Association Rule Mining in Python

Post Views: 2,052

Hello everyone, In this tutorial, we’ll be learning about Association Rule Mining in Python (ARM) and will do a hands-on practice on a dataset. We will use the apriori algorithm and look on the components of the apriori algorithm. Let us start this tutorial with a brief introduction to association rules mining.

What is Association Rule Mining and its benefits?

Association Rule Mining is a process that uses Machine learning to analyze the data for the patterns, the co-occurrence and the relationship between different attributes or items of the data set. In the real-world, Association Rules mining is useful in Python as well as in other programming languages for item clustering, store layout, and market basket analysis.

Association rules include two parts, an antecedent (if) and a consequent (then) that is the if-then association that occurs more frequently in the dataset.

For example, {Bread} => {Milk} can be an association in a supermarket store. This relation implies that if(antecedent) a person buys Bread then(consequent) most probably the customer will buy Milk. There can be lots of relations between several itemsets that can be used to make the layout of the store. With this, customers would not require to go far to look for every product. To increase sales of the store these products can have combined discounts and there are many other ways these associations are helpful.

For this tutorial, we’ll be using a dataset that contains a list of 20 orders including the name of order items. You can download the dataset by clicking here. The dataset will look like this.

CSV Dataset

There are many algorithms that use association rules like AIS, SETM, Apriori, etc. Apriori algorithm is the most widely used algorithm that uses association rules and we will use this in our code. Now let us import the necessary modules and modify our dataset to make it usable.

Importing and Modifications in the Dataset

Here we are going to understand association rule mining with the help of apyori Python library. So let’s continue reading…

Install the apyori library using the command line by running the following pip command.

pip install apyori

import matplotlib.pyplot as plt
import pandas as pd
import numpy as np
from apyori import apriori

Now, let us import the data and apply some modifications to the data. Go through the code below.

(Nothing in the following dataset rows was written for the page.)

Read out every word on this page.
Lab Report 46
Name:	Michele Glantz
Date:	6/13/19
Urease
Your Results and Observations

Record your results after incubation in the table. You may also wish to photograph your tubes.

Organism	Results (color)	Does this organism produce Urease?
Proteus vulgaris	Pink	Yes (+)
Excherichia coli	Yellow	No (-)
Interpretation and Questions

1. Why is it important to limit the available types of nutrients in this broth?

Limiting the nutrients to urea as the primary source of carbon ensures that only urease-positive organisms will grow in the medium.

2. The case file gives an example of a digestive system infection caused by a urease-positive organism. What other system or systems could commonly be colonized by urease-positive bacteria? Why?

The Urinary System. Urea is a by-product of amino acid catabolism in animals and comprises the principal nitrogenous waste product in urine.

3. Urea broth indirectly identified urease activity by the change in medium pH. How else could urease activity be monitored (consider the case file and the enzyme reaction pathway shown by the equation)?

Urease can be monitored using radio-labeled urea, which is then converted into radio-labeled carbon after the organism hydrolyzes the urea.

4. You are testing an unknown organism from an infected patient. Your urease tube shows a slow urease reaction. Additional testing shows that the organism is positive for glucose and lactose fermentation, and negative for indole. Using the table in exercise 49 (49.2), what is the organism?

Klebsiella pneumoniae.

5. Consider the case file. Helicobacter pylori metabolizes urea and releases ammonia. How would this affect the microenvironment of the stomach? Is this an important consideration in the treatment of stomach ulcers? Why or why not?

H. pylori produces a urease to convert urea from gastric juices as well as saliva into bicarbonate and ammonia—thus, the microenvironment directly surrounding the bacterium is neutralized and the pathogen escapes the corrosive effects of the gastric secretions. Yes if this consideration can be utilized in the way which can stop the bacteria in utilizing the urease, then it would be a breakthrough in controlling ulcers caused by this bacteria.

data = pd.read_csv(r"D:\datasets(june)\order_data.csv",delimiter=" ",header=None)
data.head()

The parameter delimiter=” “ will split the entries of the data whenever whitespace is encountered and header=None will prevent taking the first row as the header and a default header will be there. After this, our data frame will look like this.

modified data data frame

Let us see some Components of the Apriori Algorithm that are necessary to understand to make a good model.

Components of the Apriori Algorithm

There are three main components of an Apriori Algorithm which are as follows:

Support – It is the measure of the popularity of an itemset that is in how many transactions an item appears from the total number of transactions. It is simply the probability that a customer will buy an item. The mathematical formula to represent support of item X is

S(X)=(Number of transaction in which X appears)/(Total number of transactions)

Calculating the support value for {Bread} in our dataset

No. of transactions in which Bread appears = 11

No. of total transactions = 20

Support({Bread}) = 11/20 = 0.55

- Minimum Support Value = It is a threshold value above which the product can have a meaningful effect on the profit.
Confidence – It tells us the impact of one product on another that is the probability that if a person buys product X then he/she will buy product Y also. Its representation in mathematical terms is

Confidence({X} => {Y}) = (Transactions containing both X and Y)/(Transactions containing X)

Calculating the Confidence ({Bread} => {Milk}) in our dataset

It means that the likelihood of buying Milk if Bread is already bought.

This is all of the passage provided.